Moi, je pense que la mécanique des commissions, elle est bonne, mais elle n'est pas étanche non plus. M. le député d'Argenteuil, ce n'est pas via exclusivement la mécanique de la commission qu'on va réussir à imposer au législateur de modifier substantiellement le BEM, de la même façon que je vous rejoins quand vous dites que l'article qui est ici n'est pas non plus étanche dans ce sens-là. Alors, aucune des deux options qui sont en train d'être discutées ici ne répond véritablement aux objectifs qu'on a de s'assurer que, si le BEM ne fonctionne pas, on le fait sauter, on le modifie ou on le transforme. Alors, dans les circonstances, moi, je pense qu'un n'exclut pas l'autre. Advenant qu'on laisse ça dans la loi, comme le propose le ministre, et que le législateur ne relève pas les incongruités du rapport ou ne modifie pas le BEM, on a toujours la possibilité d'avoir recours à la commission. Advenant que les membres de la commission changent et qu'on n'obtienne pas la double majorité pour avoir un mandat d'initiative, il y a toujours la possibilité de se référer à ce qu'il y a dans le projet de loi. Alors, aucune des deux solutions n'est absolument étanche en ce qui concerne les objectifs qu'on veut atteindre. Moi, je pense que, en ayant les deux, on a une double sécurité.

M. Beaudet: M. le Président, là je suis au bout de ma corde.

Le Président (M. Beaulne): On l'est tous.

M. Beaudet: Bon, bien, moi, c'est assez, puis on reviendra demain; pas demain, aujourd'hui.

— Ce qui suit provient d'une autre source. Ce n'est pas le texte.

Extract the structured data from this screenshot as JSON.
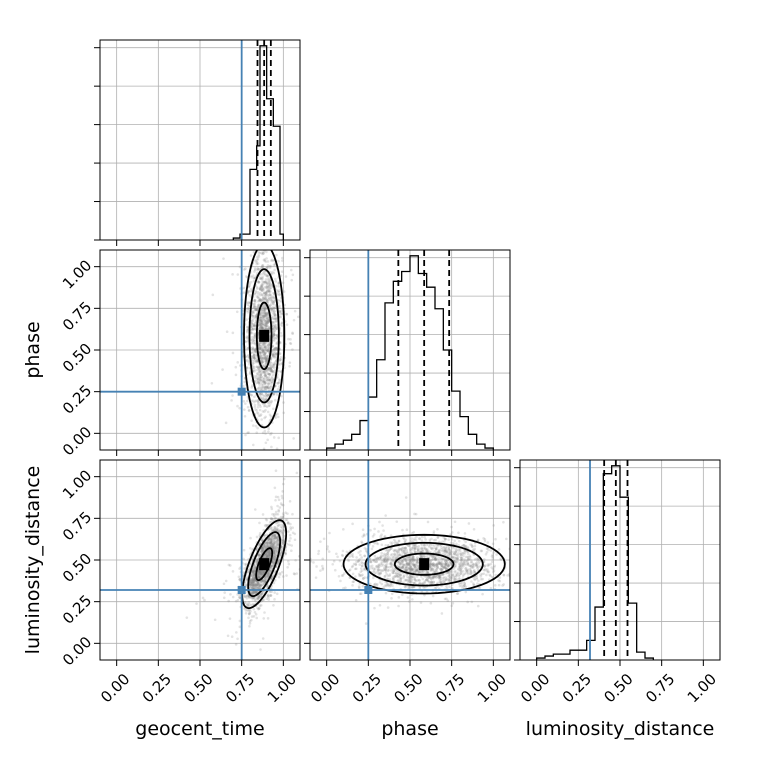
{
  "chart_data": {
    "type": "corner",
    "parameters": [
      "geocent_time",
      "phase",
      "luminosity_distance"
    ],
    "tick_values": [
      0.0,
      0.25,
      0.5,
      0.75,
      1.0
    ],
    "tick_labels": [
      "0.00",
      "0.25",
      "0.50",
      "0.75",
      "1.00"
    ],
    "xlim": [
      -0.1,
      1.1
    ],
    "ylim": [
      -0.1,
      1.1
    ],
    "grid": true,
    "truths": {
      "geocent_time": 0.75,
      "phase": 0.25,
      "luminosity_distance": 0.32
    },
    "truth_color": "#4682b4",
    "line_color": "#000000",
    "quantiles": {
      "geocent_time": [
        0.845,
        0.885,
        0.925
      ],
      "phase": [
        0.43,
        0.585,
        0.735
      ],
      "luminosity_distance": [
        0.405,
        0.475,
        0.545
      ]
    },
    "histograms": {
      "geocent_time": {
        "bin_edges": [
          0.7,
          0.74,
          0.8,
          0.84,
          0.86,
          0.9,
          0.94,
          0.98,
          1.0
        ],
        "counts": [
          0.01,
          0.03,
          0.36,
          0.48,
          0.99,
          0.72,
          0.58,
          0.03
        ]
      },
      "phase": {
        "bin_edges": [
          0.0,
          0.05,
          0.1,
          0.15,
          0.2,
          0.25,
          0.3,
          0.35,
          0.4,
          0.45,
          0.5,
          0.55,
          0.6,
          0.65,
          0.7,
          0.75,
          0.8,
          0.85,
          0.9,
          0.95,
          1.0
        ],
        "counts": [
          0.01,
          0.03,
          0.05,
          0.08,
          0.15,
          0.27,
          0.46,
          0.75,
          0.86,
          0.91,
          0.99,
          0.9,
          0.83,
          0.72,
          0.51,
          0.3,
          0.17,
          0.08,
          0.03,
          0.01
        ]
      },
      "luminosity_distance": {
        "bin_edges": [
          0.0,
          0.05,
          0.1,
          0.15,
          0.2,
          0.25,
          0.3,
          0.35,
          0.4,
          0.45,
          0.5,
          0.55,
          0.6,
          0.65,
          0.7
        ],
        "counts": [
          0.01,
          0.02,
          0.03,
          0.03,
          0.05,
          0.05,
          0.1,
          0.27,
          0.95,
          0.99,
          0.83,
          0.29,
          0.04,
          0.01
        ]
      }
    },
    "density_2d": [
      {
        "x": "geocent_time",
        "y": "phase",
        "center": [
          0.885,
          0.585
        ],
        "sigma": [
          0.055,
          0.25
        ],
        "corr": 0.0,
        "contour_mahalanobis": [
          0.8,
          1.6,
          2.2
        ]
      },
      {
        "x": "geocent_time",
        "y": "luminosity_distance",
        "center": [
          0.885,
          0.475
        ],
        "sigma": [
          0.06,
          0.12
        ],
        "corr": 0.7,
        "contour_mahalanobis": [
          0.8,
          1.6,
          2.2
        ]
      },
      {
        "x": "phase",
        "y": "luminosity_distance",
        "center": [
          0.585,
          0.475
        ],
        "sigma": [
          0.22,
          0.08
        ],
        "corr": 0.0,
        "contour_mahalanobis": [
          0.8,
          1.6,
          2.2
        ]
      }
    ]
  }
}
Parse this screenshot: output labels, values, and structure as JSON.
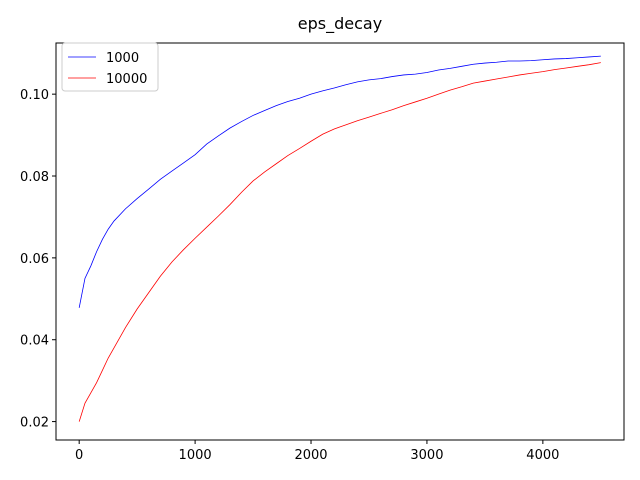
{
  "chart_data": {
    "type": "line",
    "title": "eps_decay",
    "xlabel": "",
    "ylabel": "",
    "xlim": [
      -200,
      4700
    ],
    "ylim": [
      0.0155,
      0.1125
    ],
    "xticks": [
      0,
      1000,
      2000,
      3000,
      4000
    ],
    "yticks": [
      0.02,
      0.04,
      0.06,
      0.08,
      0.1
    ],
    "ytick_labels": [
      "0.02",
      "0.04",
      "0.06",
      "0.08",
      "0.10"
    ],
    "grid": false,
    "legend_position": "top-left",
    "series": [
      {
        "name": "1000",
        "color": "#0000ff",
        "points": [
          [
            0,
            0.0478
          ],
          [
            50,
            0.055
          ],
          [
            100,
            0.058
          ],
          [
            150,
            0.0615
          ],
          [
            200,
            0.0645
          ],
          [
            250,
            0.067
          ],
          [
            300,
            0.069
          ],
          [
            400,
            0.072
          ],
          [
            500,
            0.0745
          ],
          [
            600,
            0.0768
          ],
          [
            700,
            0.0792
          ],
          [
            800,
            0.0812
          ],
          [
            900,
            0.0832
          ],
          [
            1000,
            0.0852
          ],
          [
            1100,
            0.0878
          ],
          [
            1200,
            0.0898
          ],
          [
            1300,
            0.0917
          ],
          [
            1400,
            0.0933
          ],
          [
            1500,
            0.0948
          ],
          [
            1600,
            0.096
          ],
          [
            1700,
            0.0972
          ],
          [
            1800,
            0.0982
          ],
          [
            1900,
            0.099
          ],
          [
            2000,
            0.1
          ],
          [
            2100,
            0.1008
          ],
          [
            2200,
            0.1015
          ],
          [
            2300,
            0.1023
          ],
          [
            2400,
            0.103
          ],
          [
            2500,
            0.1035
          ],
          [
            2600,
            0.1038
          ],
          [
            2700,
            0.1043
          ],
          [
            2800,
            0.1047
          ],
          [
            2900,
            0.1049
          ],
          [
            3000,
            0.1053
          ],
          [
            3100,
            0.1059
          ],
          [
            3200,
            0.1063
          ],
          [
            3300,
            0.1068
          ],
          [
            3400,
            0.1073
          ],
          [
            3500,
            0.1076
          ],
          [
            3600,
            0.1078
          ],
          [
            3700,
            0.1081
          ],
          [
            3800,
            0.1081
          ],
          [
            3900,
            0.1082
          ],
          [
            4000,
            0.1084
          ],
          [
            4100,
            0.1086
          ],
          [
            4200,
            0.1087
          ],
          [
            4300,
            0.1089
          ],
          [
            4400,
            0.1091
          ],
          [
            4500,
            0.1093
          ]
        ]
      },
      {
        "name": "10000",
        "color": "#ff0000",
        "points": [
          [
            0,
            0.02
          ],
          [
            50,
            0.0245
          ],
          [
            100,
            0.027
          ],
          [
            150,
            0.0295
          ],
          [
            200,
            0.0325
          ],
          [
            250,
            0.0355
          ],
          [
            300,
            0.038
          ],
          [
            400,
            0.043
          ],
          [
            500,
            0.0475
          ],
          [
            600,
            0.0515
          ],
          [
            700,
            0.0555
          ],
          [
            800,
            0.059
          ],
          [
            900,
            0.062
          ],
          [
            1000,
            0.0648
          ],
          [
            1100,
            0.0675
          ],
          [
            1200,
            0.0702
          ],
          [
            1300,
            0.073
          ],
          [
            1400,
            0.076
          ],
          [
            1500,
            0.0788
          ],
          [
            1600,
            0.081
          ],
          [
            1700,
            0.083
          ],
          [
            1800,
            0.085
          ],
          [
            1900,
            0.0867
          ],
          [
            2000,
            0.0885
          ],
          [
            2100,
            0.0902
          ],
          [
            2200,
            0.0915
          ],
          [
            2300,
            0.0925
          ],
          [
            2400,
            0.0935
          ],
          [
            2500,
            0.0944
          ],
          [
            2600,
            0.0953
          ],
          [
            2700,
            0.0962
          ],
          [
            2800,
            0.0972
          ],
          [
            2900,
            0.0981
          ],
          [
            3000,
            0.099
          ],
          [
            3100,
            0.1
          ],
          [
            3200,
            0.101
          ],
          [
            3300,
            0.1018
          ],
          [
            3400,
            0.1027
          ],
          [
            3500,
            0.1032
          ],
          [
            3600,
            0.1037
          ],
          [
            3700,
            0.1042
          ],
          [
            3800,
            0.1047
          ],
          [
            3900,
            0.1051
          ],
          [
            4000,
            0.1055
          ],
          [
            4100,
            0.106
          ],
          [
            4200,
            0.1064
          ],
          [
            4300,
            0.1068
          ],
          [
            4400,
            0.1072
          ],
          [
            4500,
            0.1077
          ]
        ]
      }
    ]
  }
}
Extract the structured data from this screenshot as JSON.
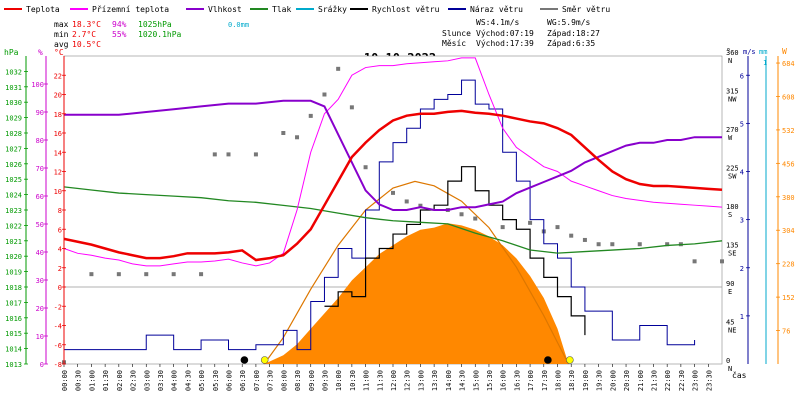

M. Rioux: M. le Président.

Le Président (M. Beaulne): M. le ministre.

M. Rioux: Vous me permettrez d'être en désaccord avec le député.

M. Beaudet: Bien, oui, mais là c'est assez.

M. Rioux: Il nous reste un article à adopter.

M. Beaudet: Moi, là, faut que j'aie l'esprit clair pour être capable de discuter d'une chose aussi importante, puis là je commence à être moins clair, je commence à être embrouillé. Ça fait plusieurs heures aujourd'hui qu'on discute de ce projet de loi, on est rendus à un point important, on a un différend important, j'ai besoin de faire des consultations, j'ai besoin d'aller chercher un peu de repos et d'éclaircissement et de reposer mes cellules de Betz pour être capable de réfléchir clairement et rapidement.

Le Président (M. Beaulne): Alors, écoutez, on pourrait toujours passer au vote et utiliser la procédure, comme le prévoit la mécanique des règlements, mais je pense que...

M. Beaudet: La procédure dans le règlement nous disait minuit.

Le Président (M. Beaulne): Non, laissez-moi finir, monsieur.

M. Beaudet: J'ai donné cinq minutes; on est rendus à 1 h 4. On en a assez.

Le Président (M. Beaulne): M. le député, écoutez, on n'a pas encore levé... Je pense que, dans les circonstances, compte tenu du fait que nous avons prolongé, non pas pour brusquer ou pour forcer un débat mais dans l'espoir d'en arriver à la conclusion du projet de loi, moi, je ne me sens pas à l'aise, dans les circonstances, de terminer l'étude de ce projet de loi en forçant un vote à cette heure-ci, d'autant plus que, si le député voulait utiliser le temps de parole qui est à sa disposition selon le règlement, il pourrait encore le faire. Alors, dans les circonstances, M. le ministre, je pense que nous allons ajourner les travaux de la commission sine die en attendant les ordres de la Chambre demain.